With a start time of 11am, I was the only bleary-eyed member of our group to make it to BAC: The Paper Cinema’s Odyssey , but I sat on the floor, cross-legged in my mud-smeared wellies, enraptured by the highly original production. The simplicity of the play really put across its central story – that of a family trying to reunite against formidable odds: sometimes bitter and menacing, at other times witty and even farcical.
We’re all a little bit familiar with The Odyssey – the Cyclops and the songs of the Sirens are stories you hear when you’re little: sinister tales from a distant time. The Paper Cinema, supported by the Battersea Arts Centre, harnesses this childhood remembrance through bold illustrations, turned into animation before your eyes. The idea is simple but innovative. Puppeteers Irena Stratieva and Nicholas Rawling, the group’s artist, wield pen and ink drawings in front of a small black screen, taking us expertly through the Odyssey’s sometimes confusing narrative.

With no fingers or thumbs in sight, the moving images are captured by a small camera, linked live to a larger cinema screen. The product is essentially an 85 minute silent film, enthralling face-painted young children as well as their overtired parents and the other, mutually subdued festival-goers. Accompanied by various music and sound effects created by the rest of the team - Christopher Reed, Ed Dowie and Quint – the film tells Homer’s epic with the energetic drawl of the fiddle, klaxons, cymbals, guitars, synths, banjos; the result was an energetic and moody atmosphere, essential to a story based around the tumult of the sea.
The story itself is the tale of Odysseus, hero of the Trojan War, coming home after a ten year battle to his loving wife Penelope and son Telemachus. This is the plan at least. On the voyage back he and his crew are shipwrecked, held captive by a goddess, transformed into pigs, confront a dopey Cyclops and even visit the dead. After angering Poseidon by blinding his son and foolishly eating Apollo’s cows, Odysseus seems fated never to return to his kingdom, Ithaca.
Interwoven with the ancient subject come modern twists; Telemachus sets out to search for his beleaguered father at speed, on his own motorcycle or hitchhiking over the Greek landscape.
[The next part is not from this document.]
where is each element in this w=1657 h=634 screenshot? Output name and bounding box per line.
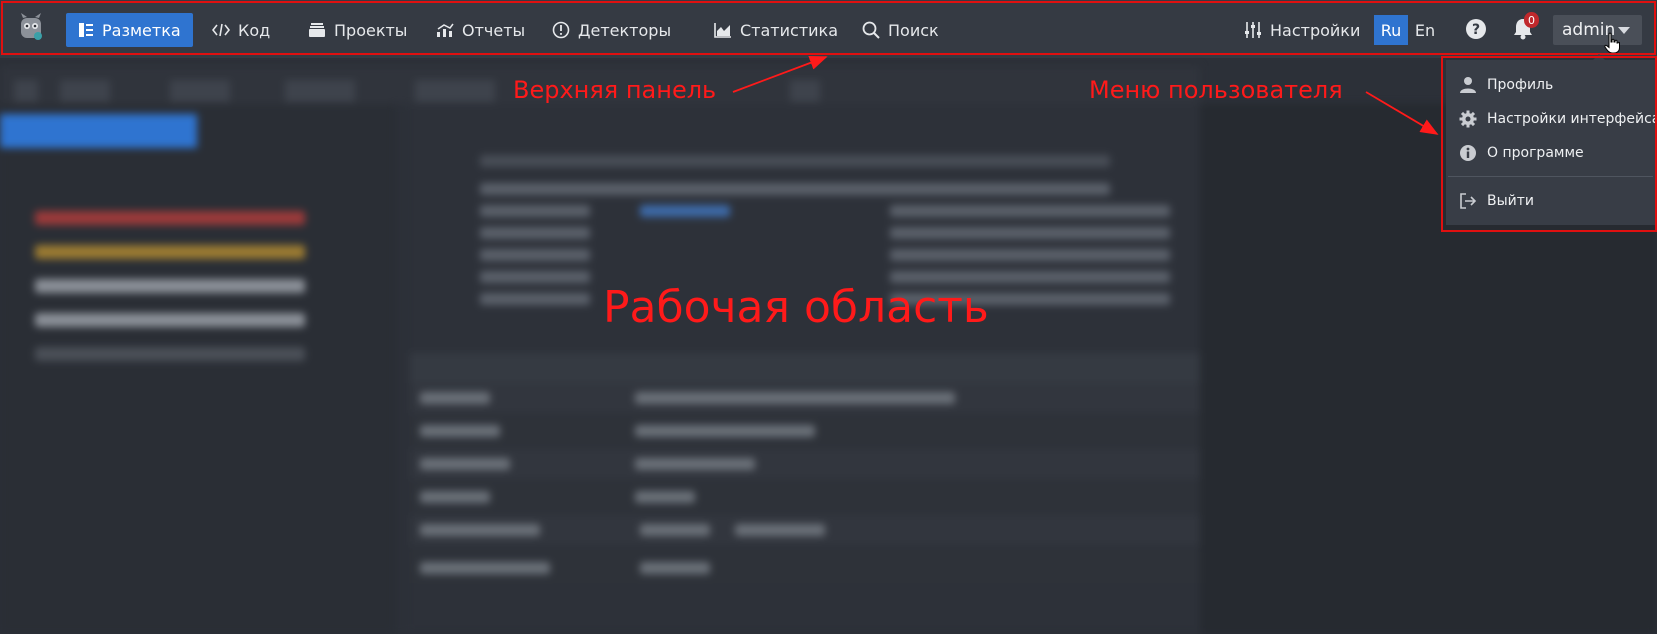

Penelope’s suitors – eating her out of house and home as she waits for her husband’s return – are shown as ravenous wolves in something reminiscent of Roald Dahl, slaughtered by a disguised Odysseus on his return.
Recounted in fragments without any verbal narration, the flow of the piece at first seemed a bit confusing and oddly fluid. Yet the recurring motifs of rolling waves and a speeding arrows tie together clips of Calypso’s island and our hero’s tiny rowing boat, creating an almost hypnotic stream of consciousness. Full of movement and stunning illustrations, the visual effect is stunning, coming to life like some kind of primal cartoon against the musicians’ pulsing folksy rhythms. Reflected in the unending and perfectly choreographed illustrations, some drawn on old cornflake packets, the Odyssey is a constant journey into the unexpected.
Although at times you don’t know whether to be looking at the puppeteers’ clever animation, the artistry on the big screen or the strikingly ramshackle musicians – never letting the beautiful, piercing soundtrack falter – The Paper Cinema’s work demonstrates both stunning artistry and a wholly new way to tell a very old story.